William Graham Sumner on the racism which lies behind Imperialism (1898)

William Graham Sumner

Found in War and Other Essays

The American classical liberal sociologist William Graham Sumner (1840-1910) pointed out the contradiction between the American ideal that “all men are equal” with its actual treatment of “Indians and negroes” and other so-called “uncivilized and half-civilized peoples”:

The Americans have been committed from the outset to the doctrine that all men are equal. We have elevated it into an absolute doctrine as a part of the theory of our social and political fabric.
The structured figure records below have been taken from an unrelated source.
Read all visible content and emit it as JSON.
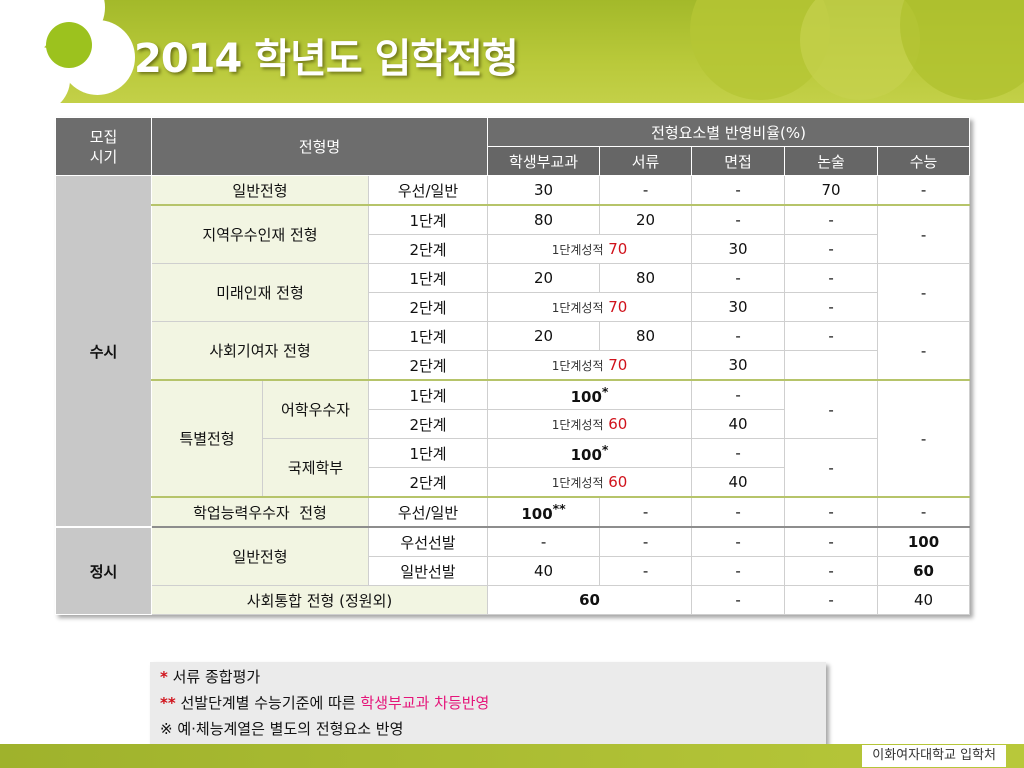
{
  "title": "2014 학년도 입학전형",
  "footer": "이화여자대학교 입학처",
  "table": {
    "h_period": "모집\n시기",
    "h_name": "전형명",
    "h_ratio": "전형요소별 반영비율(%)",
    "h_cols": [
      "학생부교과",
      "서류",
      "면접",
      "논술",
      "수능"
    ],
    "susi": "수시",
    "jeongsi": "정시",
    "names": {
      "general": "일반전형",
      "regional": "지역우수인재 전형",
      "future": "미래인재 전형",
      "social": "사회기여자 전형",
      "special": "특별전형",
      "language": "어학우수자",
      "intl": "국제학부",
      "academic": "학업능력우수자  전형",
      "general2": "일반전형",
      "social2": "사회통합 전형 (정원외)"
    },
    "steps": {
      "priority_general": "우선/일반",
      "step1": "1단계",
      "step2": "2단계",
      "priority_select": "우선선발",
      "general_select": "일반선발"
    },
    "v": {
      "dash": "-",
      "v30": "30",
      "v70": "70",
      "v80": "80",
      "v20": "20",
      "v40": "40",
      "v60": "60",
      "v100": "100",
      "step1_score": "1단계성적",
      "star1": "*",
      "star2": "**"
    }
  },
  "notes": {
    "n1_mark": "*",
    "n1_text": " 서류 종합평가",
    "n2_mark": "**",
    "n2_text": " 선발단계별 수능기준에 따른 ",
    "n2_emph": "학생부교과 차등반영",
    "n3_text": "※ 예·체능계열은 별도의 전형요소 반영"
  },
  "colors": {
    "header_green": "#a3b92a",
    "accent_red": "#d0121b",
    "pink": "#e5157a",
    "header_gray": "#6d6d6d"
  }
}
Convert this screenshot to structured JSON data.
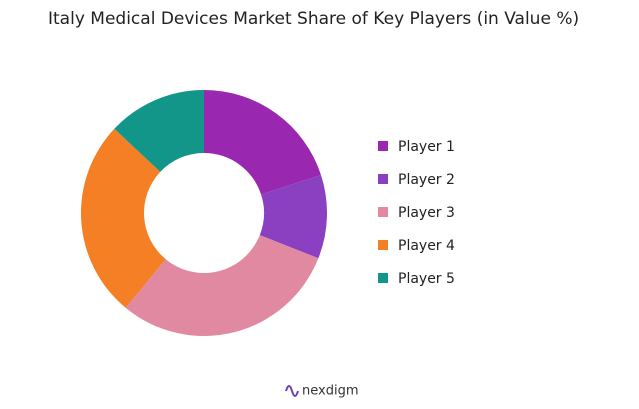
{
  "chart_data": {
    "type": "pie",
    "title": "Italy Medical Devices Market Share of Key Players (in Value %)",
    "categories": [
      "Player 1",
      "Player 2",
      "Player 3",
      "Player 4",
      "Player 5"
    ],
    "values": [
      20,
      11,
      30,
      26,
      13
    ],
    "colors": [
      "#9a27b0",
      "#8b3fc1",
      "#e089a1",
      "#f47f24",
      "#12968a"
    ],
    "donut": true,
    "legend": "right"
  },
  "footer": {
    "logo": "nexdigm"
  }
}
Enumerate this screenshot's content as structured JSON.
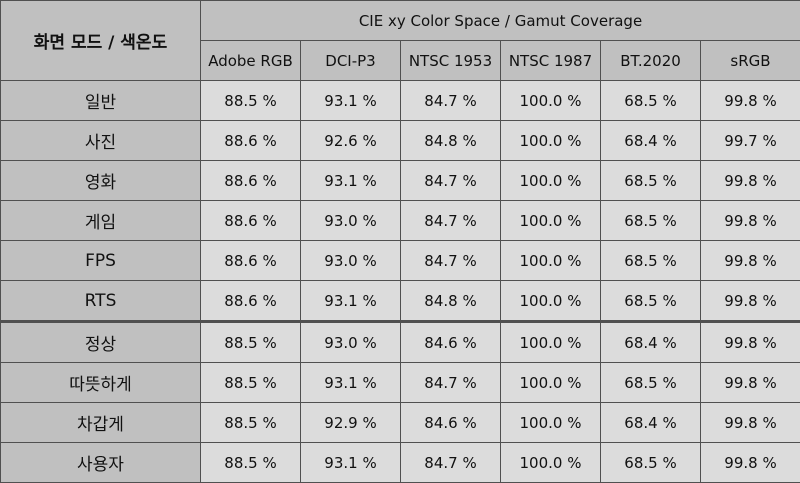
{
  "table": {
    "corner_header": "화면 모드 / 색온도",
    "group_header": "CIE xy Color Space / Gamut Coverage",
    "columns": [
      "Adobe RGB",
      "DCI-P3",
      "NTSC 1953",
      "NTSC 1987",
      "BT.2020",
      "sRGB"
    ],
    "rows": [
      {
        "label": "일반",
        "values": [
          "88.5 %",
          "93.1 %",
          "84.7 %",
          "100.0 %",
          "68.5 %",
          "99.8 %"
        ]
      },
      {
        "label": "사진",
        "values": [
          "88.6 %",
          "92.6 %",
          "84.8 %",
          "100.0 %",
          "68.4 %",
          "99.7 %"
        ]
      },
      {
        "label": "영화",
        "values": [
          "88.6 %",
          "93.1 %",
          "84.7 %",
          "100.0 %",
          "68.5 %",
          "99.8 %"
        ]
      },
      {
        "label": "게임",
        "values": [
          "88.6 %",
          "93.0 %",
          "84.7 %",
          "100.0 %",
          "68.5 %",
          "99.8 %"
        ]
      },
      {
        "label": "FPS",
        "values": [
          "88.6 %",
          "93.0 %",
          "84.7 %",
          "100.0 %",
          "68.5 %",
          "99.8 %"
        ]
      },
      {
        "label": "RTS",
        "values": [
          "88.6 %",
          "93.1 %",
          "84.8 %",
          "100.0 %",
          "68.5 %",
          "99.8 %"
        ]
      },
      {
        "label": "정상",
        "values": [
          "88.5 %",
          "93.0 %",
          "84.6 %",
          "100.0 %",
          "68.4 %",
          "99.8 %"
        ]
      },
      {
        "label": "따뜻하게",
        "values": [
          "88.5 %",
          "93.1 %",
          "84.7 %",
          "100.0 %",
          "68.5 %",
          "99.8 %"
        ]
      },
      {
        "label": "차갑게",
        "values": [
          "88.5 %",
          "92.9 %",
          "84.6 %",
          "100.0 %",
          "68.4 %",
          "99.8 %"
        ]
      },
      {
        "label": "사용자",
        "values": [
          "88.5 %",
          "93.1 %",
          "84.7 %",
          "100.0 %",
          "68.5 %",
          "99.8 %"
        ]
      }
    ],
    "group_break_after_row": 6
  }
}
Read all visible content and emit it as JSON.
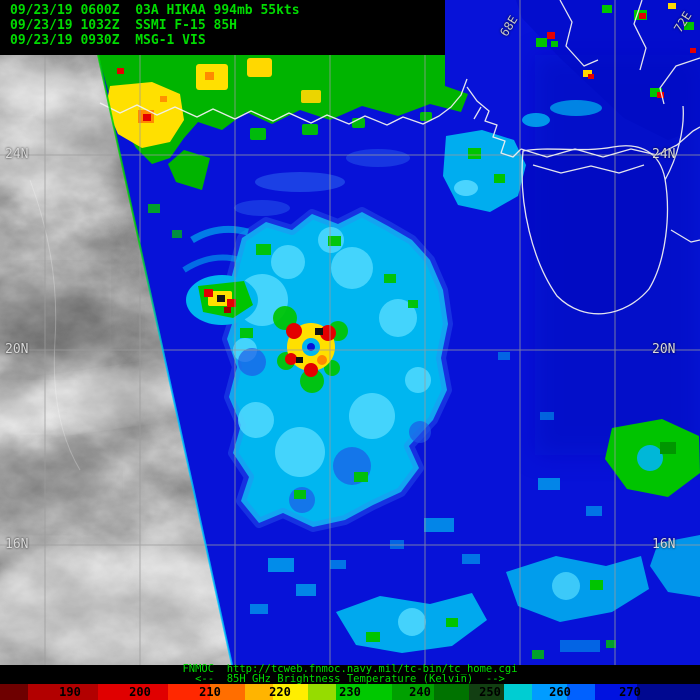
{
  "header": {
    "line1": "09/23/19 0600Z  03A HIKAA 994mb 55kts",
    "line2": "09/23/19 1032Z  SSMI F-15 85H",
    "line3": "09/23/19 0930Z  MSG-1 VIS"
  },
  "map": {
    "lat_labels": [
      "24N",
      "20N",
      "16N"
    ],
    "lon_labels": [
      "68E",
      "72E"
    ]
  },
  "footer": {
    "credit": "FNMOC  http://tcweb.fnmoc.navy.mil/tc-bin/tc_home.cgi",
    "caption": "<--  85H GHz Brightness Temperature (Kelvin)  -->",
    "colorbar": {
      "ticks": [
        {
          "label": "190",
          "pos": 10
        },
        {
          "label": "200",
          "pos": 20
        },
        {
          "label": "210",
          "pos": 30
        },
        {
          "label": "220",
          "pos": 40
        },
        {
          "label": "230",
          "pos": 50
        },
        {
          "label": "240",
          "pos": 60
        },
        {
          "label": "250",
          "pos": 70
        },
        {
          "label": "260",
          "pos": 80
        },
        {
          "label": "270",
          "pos": 90
        }
      ],
      "segments": [
        {
          "color": "#6e0000",
          "to": 4
        },
        {
          "color": "#b20000",
          "to": 14
        },
        {
          "color": "#e00000",
          "to": 24
        },
        {
          "color": "#ff2800",
          "to": 30
        },
        {
          "color": "#ff6e00",
          "to": 35
        },
        {
          "color": "#ffb400",
          "to": 39
        },
        {
          "color": "#ffee00",
          "to": 44
        },
        {
          "color": "#96dc00",
          "to": 48
        },
        {
          "color": "#00c800",
          "to": 56
        },
        {
          "color": "#00a000",
          "to": 62
        },
        {
          "color": "#007300",
          "to": 67
        },
        {
          "color": "#123f12",
          "to": 72
        },
        {
          "color": "#00cdd2",
          "to": 76
        },
        {
          "color": "#009cff",
          "to": 81
        },
        {
          "color": "#0061ff",
          "to": 85
        },
        {
          "color": "#0012e0",
          "to": 91
        },
        {
          "color": "#000890",
          "to": 100
        }
      ]
    }
  },
  "colors": {
    "annotation_green": "#00dc00",
    "swath_background_blue": "#0712d8",
    "storm_cyan": "#00b6f0",
    "convection_green": "#00c400",
    "convection_yellow": "#ffe000",
    "convection_red": "#e40000",
    "vis_gray": "#838383",
    "grid_gray": "#9c9c9c",
    "coastline_white": "#f0f0f0"
  }
}
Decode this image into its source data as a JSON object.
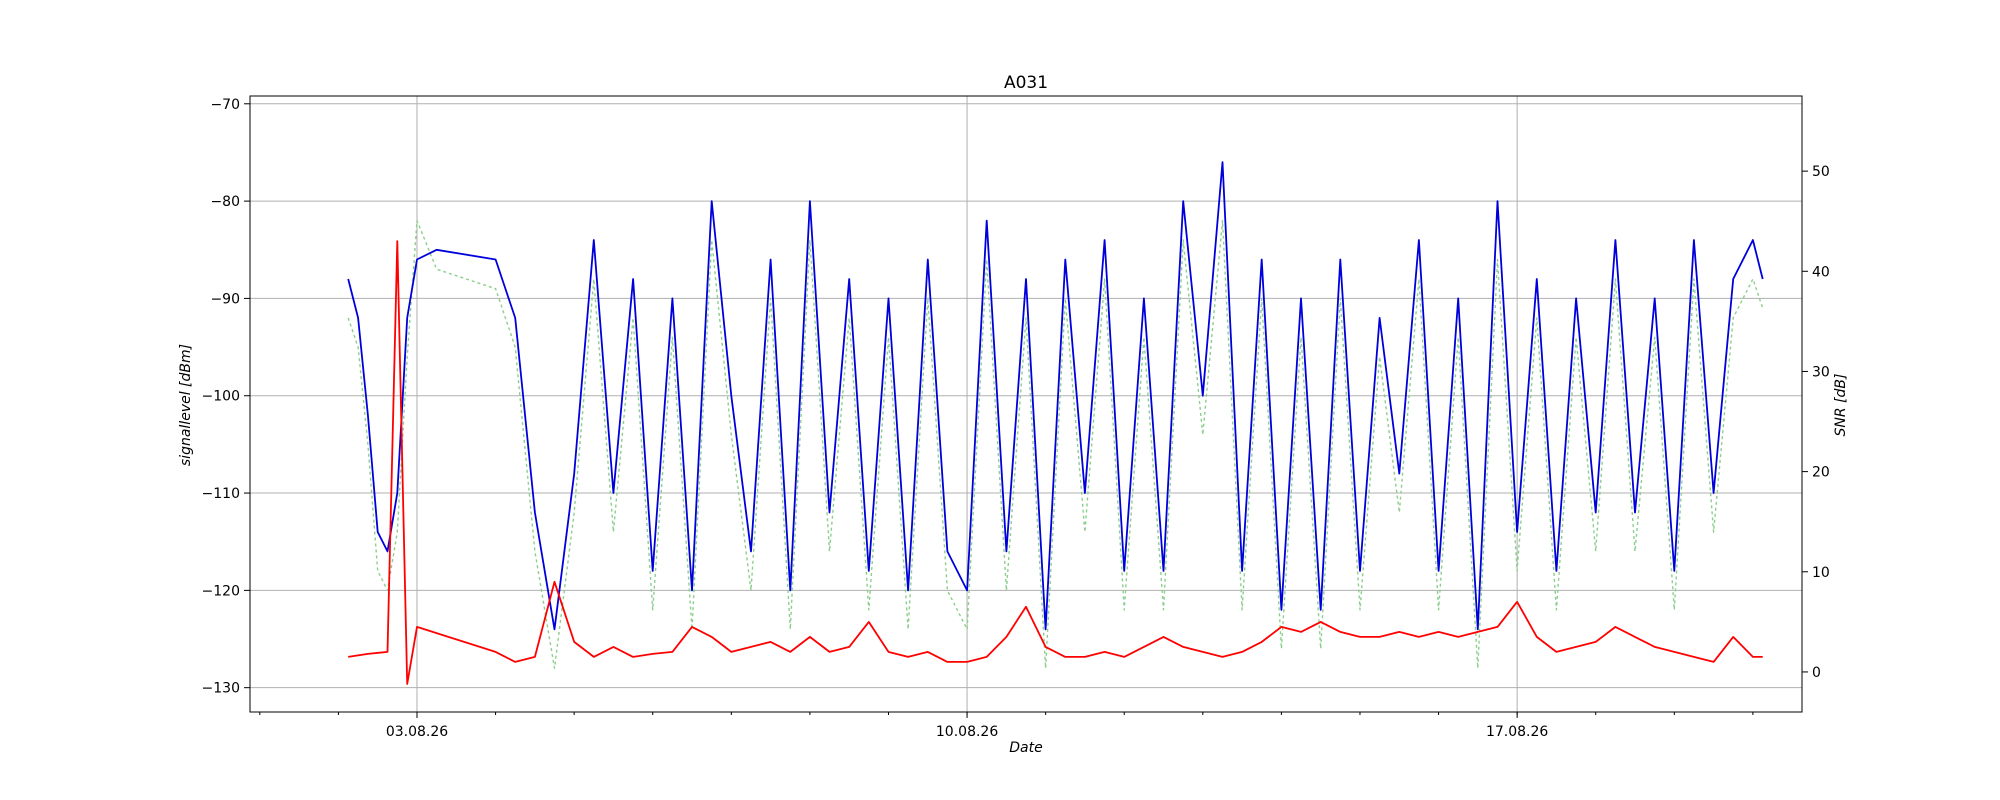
{
  "chart_data": {
    "type": "line",
    "title": "A031",
    "xlabel": "Date",
    "ylabel_left": "signallevel [dBm]",
    "ylabel_right": "SNR [dB]",
    "x_range": [
      "2026-07-31T21:00",
      "2026-08-20T15:00"
    ],
    "ylim_left": [
      -132.5,
      -69.2
    ],
    "ylim_right": [
      -4.0,
      57.5
    ],
    "x_ticks": [
      {
        "date": "2026-08-03",
        "label": "03.08.26"
      },
      {
        "date": "2026-08-10",
        "label": "10.08.26"
      },
      {
        "date": "2026-08-17",
        "label": "17.08.26"
      }
    ],
    "y_ticks_left": [
      -70,
      -80,
      -90,
      -100,
      -110,
      -120,
      -130
    ],
    "y_ticks_right": [
      0,
      10,
      20,
      30,
      40,
      50
    ],
    "grid": true,
    "series_style": {
      "signal_color": "#0000dd",
      "signal_min_color": "#8ccf8c",
      "snr_color": "#ff0000"
    },
    "series": [
      {
        "axis": "left",
        "x": [
          "2026-08-02T03:00",
          "2026-08-02T06:00",
          "2026-08-02T09:00",
          "2026-08-02T12:00",
          "2026-08-02T15:00",
          "2026-08-02T18:00",
          "2026-08-02T21:00",
          "2026-08-03T00:00",
          "2026-08-03T06:00",
          "2026-08-04T00:00",
          "2026-08-04T06:00",
          "2026-08-04T12:00",
          "2026-08-04T18:00",
          "2026-08-05T00:00",
          "2026-08-05T06:00",
          "2026-08-05T12:00",
          "2026-08-05T18:00",
          "2026-08-06T00:00",
          "2026-08-06T06:00",
          "2026-08-06T12:00",
          "2026-08-06T18:00",
          "2026-08-07T00:00",
          "2026-08-07T06:00",
          "2026-08-07T12:00",
          "2026-08-07T18:00",
          "2026-08-08T00:00",
          "2026-08-08T06:00",
          "2026-08-08T12:00",
          "2026-08-08T18:00",
          "2026-08-09T00:00",
          "2026-08-09T06:00",
          "2026-08-09T12:00",
          "2026-08-09T18:00",
          "2026-08-10T00:00",
          "2026-08-10T06:00",
          "2026-08-10T12:00",
          "2026-08-10T18:00",
          "2026-08-11T00:00",
          "2026-08-11T06:00",
          "2026-08-11T12:00",
          "2026-08-11T18:00",
          "2026-08-12T00:00",
          "2026-08-12T06:00",
          "2026-08-12T12:00",
          "2026-08-12T18:00",
          "2026-08-13T00:00",
          "2026-08-13T06:00",
          "2026-08-13T12:00",
          "2026-08-13T18:00",
          "2026-08-14T00:00",
          "2026-08-14T06:00",
          "2026-08-14T12:00",
          "2026-08-14T18:00",
          "2026-08-15T00:00",
          "2026-08-15T06:00",
          "2026-08-15T12:00",
          "2026-08-15T18:00",
          "2026-08-16T00:00",
          "2026-08-16T06:00",
          "2026-08-16T12:00",
          "2026-08-16T18:00",
          "2026-08-17T00:00",
          "2026-08-17T06:00",
          "2026-08-17T12:00",
          "2026-08-17T18:00",
          "2026-08-18T00:00",
          "2026-08-18T06:00",
          "2026-08-18T12:00",
          "2026-08-18T18:00",
          "2026-08-19T00:00",
          "2026-08-19T06:00",
          "2026-08-19T12:00",
          "2026-08-19T18:00",
          "2026-08-20T00:00",
          "2026-08-20T03:00"
        ],
        "y": [
          -88,
          -92,
          -102,
          -114,
          -116,
          -110,
          -92,
          -86,
          -85,
          -86,
          -92,
          -112,
          -124,
          -108,
          -84,
          -110,
          -88,
          -118,
          -90,
          -120,
          -80,
          -100,
          -116,
          -86,
          -120,
          -80,
          -112,
          -88,
          -118,
          -90,
          -120,
          -86,
          -116,
          -120,
          -82,
          -116,
          -88,
          -124,
          -86,
          -110,
          -84,
          -118,
          -90,
          -118,
          -80,
          -100,
          -76,
          -118,
          -86,
          -122,
          -90,
          -122,
          -86,
          -118,
          -92,
          -108,
          -84,
          -118,
          -90,
          -124,
          -80,
          -114,
          -88,
          -118,
          -90,
          -112,
          -84,
          -112,
          -90,
          -118,
          -84,
          -110,
          -88,
          -84,
          -88
        ]
      },
      {
        "axis": "left",
        "x": [
          "2026-08-02T03:00",
          "2026-08-02T06:00",
          "2026-08-02T09:00",
          "2026-08-02T12:00",
          "2026-08-02T15:00",
          "2026-08-02T18:00",
          "2026-08-02T21:00",
          "2026-08-03T00:00",
          "2026-08-03T06:00",
          "2026-08-04T00:00",
          "2026-08-04T06:00",
          "2026-08-04T12:00",
          "2026-08-04T18:00",
          "2026-08-05T00:00",
          "2026-08-05T06:00",
          "2026-08-05T12:00",
          "2026-08-05T18:00",
          "2026-08-06T00:00",
          "2026-08-06T06:00",
          "2026-08-06T12:00",
          "2026-08-06T18:00",
          "2026-08-07T00:00",
          "2026-08-07T06:00",
          "2026-08-07T12:00",
          "2026-08-07T18:00",
          "2026-08-08T00:00",
          "2026-08-08T06:00",
          "2026-08-08T12:00",
          "2026-08-08T18:00",
          "2026-08-09T00:00",
          "2026-08-09T06:00",
          "2026-08-09T12:00",
          "2026-08-09T18:00",
          "2026-08-10T00:00",
          "2026-08-10T06:00",
          "2026-08-10T12:00",
          "2026-08-10T18:00",
          "2026-08-11T00:00",
          "2026-08-11T06:00",
          "2026-08-11T12:00",
          "2026-08-11T18:00",
          "2026-08-12T00:00",
          "2026-08-12T06:00",
          "2026-08-12T12:00",
          "2026-08-12T18:00",
          "2026-08-13T00:00",
          "2026-08-13T06:00",
          "2026-08-13T12:00",
          "2026-08-13T18:00",
          "2026-08-14T00:00",
          "2026-08-14T06:00",
          "2026-08-14T12:00",
          "2026-08-14T18:00",
          "2026-08-15T00:00",
          "2026-08-15T06:00",
          "2026-08-15T12:00",
          "2026-08-15T18:00",
          "2026-08-16T00:00",
          "2026-08-16T06:00",
          "2026-08-16T12:00",
          "2026-08-16T18:00",
          "2026-08-17T00:00",
          "2026-08-17T06:00",
          "2026-08-17T12:00",
          "2026-08-17T18:00",
          "2026-08-18T00:00",
          "2026-08-18T06:00",
          "2026-08-18T12:00",
          "2026-08-18T18:00",
          "2026-08-19T00:00",
          "2026-08-19T06:00",
          "2026-08-19T12:00",
          "2026-08-19T18:00",
          "2026-08-20T00:00",
          "2026-08-20T03:00"
        ],
        "y": [
          -92,
          -95,
          -105,
          -118,
          -120,
          -114,
          -96,
          -82,
          -87,
          -89,
          -95,
          -116,
          -128,
          -112,
          -88,
          -114,
          -92,
          -122,
          -94,
          -124,
          -84,
          -104,
          -120,
          -90,
          -124,
          -84,
          -116,
          -92,
          -122,
          -94,
          -124,
          -90,
          -120,
          -124,
          -86,
          -120,
          -92,
          -128,
          -90,
          -114,
          -88,
          -122,
          -94,
          -122,
          -84,
          -104,
          -82,
          -122,
          -90,
          -126,
          -94,
          -126,
          -90,
          -122,
          -96,
          -112,
          -88,
          -122,
          -94,
          -128,
          -86,
          -118,
          -92,
          -122,
          -94,
          -116,
          -88,
          -116,
          -94,
          -122,
          -88,
          -114,
          -92,
          -88,
          -91
        ]
      },
      {
        "axis": "right",
        "x": [
          "2026-08-02T03:00",
          "2026-08-02T09:00",
          "2026-08-02T15:00",
          "2026-08-02T18:00",
          "2026-08-02T21:00",
          "2026-08-03T00:00",
          "2026-08-04T00:00",
          "2026-08-04T06:00",
          "2026-08-04T12:00",
          "2026-08-04T18:00",
          "2026-08-05T00:00",
          "2026-08-05T06:00",
          "2026-08-05T12:00",
          "2026-08-05T18:00",
          "2026-08-06T00:00",
          "2026-08-06T06:00",
          "2026-08-06T12:00",
          "2026-08-06T18:00",
          "2026-08-07T00:00",
          "2026-08-07T06:00",
          "2026-08-07T12:00",
          "2026-08-07T18:00",
          "2026-08-08T00:00",
          "2026-08-08T06:00",
          "2026-08-08T12:00",
          "2026-08-08T18:00",
          "2026-08-09T00:00",
          "2026-08-09T06:00",
          "2026-08-09T12:00",
          "2026-08-09T18:00",
          "2026-08-10T00:00",
          "2026-08-10T06:00",
          "2026-08-10T12:00",
          "2026-08-10T18:00",
          "2026-08-11T00:00",
          "2026-08-11T06:00",
          "2026-08-11T12:00",
          "2026-08-11T18:00",
          "2026-08-12T00:00",
          "2026-08-12T06:00",
          "2026-08-12T12:00",
          "2026-08-12T18:00",
          "2026-08-13T00:00",
          "2026-08-13T06:00",
          "2026-08-13T12:00",
          "2026-08-13T18:00",
          "2026-08-14T00:00",
          "2026-08-14T06:00",
          "2026-08-14T12:00",
          "2026-08-14T18:00",
          "2026-08-15T00:00",
          "2026-08-15T06:00",
          "2026-08-15T12:00",
          "2026-08-15T18:00",
          "2026-08-16T00:00",
          "2026-08-16T06:00",
          "2026-08-16T12:00",
          "2026-08-16T18:00",
          "2026-08-17T00:00",
          "2026-08-17T06:00",
          "2026-08-17T12:00",
          "2026-08-17T18:00",
          "2026-08-18T00:00",
          "2026-08-18T06:00",
          "2026-08-18T12:00",
          "2026-08-18T18:00",
          "2026-08-19T00:00",
          "2026-08-19T06:00",
          "2026-08-19T12:00",
          "2026-08-19T18:00",
          "2026-08-20T00:00",
          "2026-08-20T03:00"
        ],
        "y": [
          1.5,
          1.8,
          2.0,
          43.0,
          -1.2,
          4.5,
          2.0,
          1.0,
          1.5,
          9.0,
          3.0,
          1.5,
          2.5,
          1.5,
          1.8,
          2.0,
          4.5,
          3.5,
          2.0,
          2.5,
          3.0,
          2.0,
          3.5,
          2.0,
          2.5,
          5.0,
          2.0,
          1.5,
          2.0,
          1.0,
          1.0,
          1.5,
          3.5,
          6.5,
          2.5,
          1.5,
          1.5,
          2.0,
          1.5,
          2.5,
          3.5,
          2.5,
          2.0,
          1.5,
          2.0,
          3.0,
          4.5,
          4.0,
          5.0,
          4.0,
          3.5,
          3.5,
          4.0,
          3.5,
          4.0,
          3.5,
          4.0,
          4.5,
          7.0,
          3.5,
          2.0,
          2.5,
          3.0,
          4.5,
          3.5,
          2.5,
          2.0,
          1.5,
          1.0,
          3.5,
          1.5,
          1.5
        ]
      }
    ]
  }
}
It has always been a domestic dogma in spite of its absolute form, and as a domestic dogma it has always stood in glaring contradiction to the facts about Indians and negroes and to our legislation about Chinamen. In its absolute form it must, of course, apply to Kanakas, Malays, Tagals, and Chinese just as much as to Yankees, Germans, and Irish. It is an astonishing event that we have lived to see American arms carry this domestic dogma out where it must be tested in its application to uncivilized and half-civilized peoples. At the first touch of the test we throw the doctrine away and adopt the Spanish doctrine.

Sumner wondered about the causes which led a nation, which had fought for its independence from an Empire in 1776, to attempt 120 years later to colonise the territories which it had seized from Spain in 1898. He believed he had found the reason in what he called an “attitude of mind” where many people believed that the “ideas and social arrangements of white men” cannot be applied to people of color. This in turn led to the belief that the white men had to decide what people or races were fit for liberty and self-government and who were not. In the case of the latter, it was the “civilising mission” of the whites to take control of their armies and navies, reorganise their governments, to “train” and “educate” their people in the ways and ideas of the white men, and to rationalise their trade and economic activities. Thus, in his mind, Sumner thought imperialism and foreign intervention were ultimately based upon racism. What had begun as domestic racism had morphed into foreign racism and imperialism, or what he called “the Spanish doctrine.”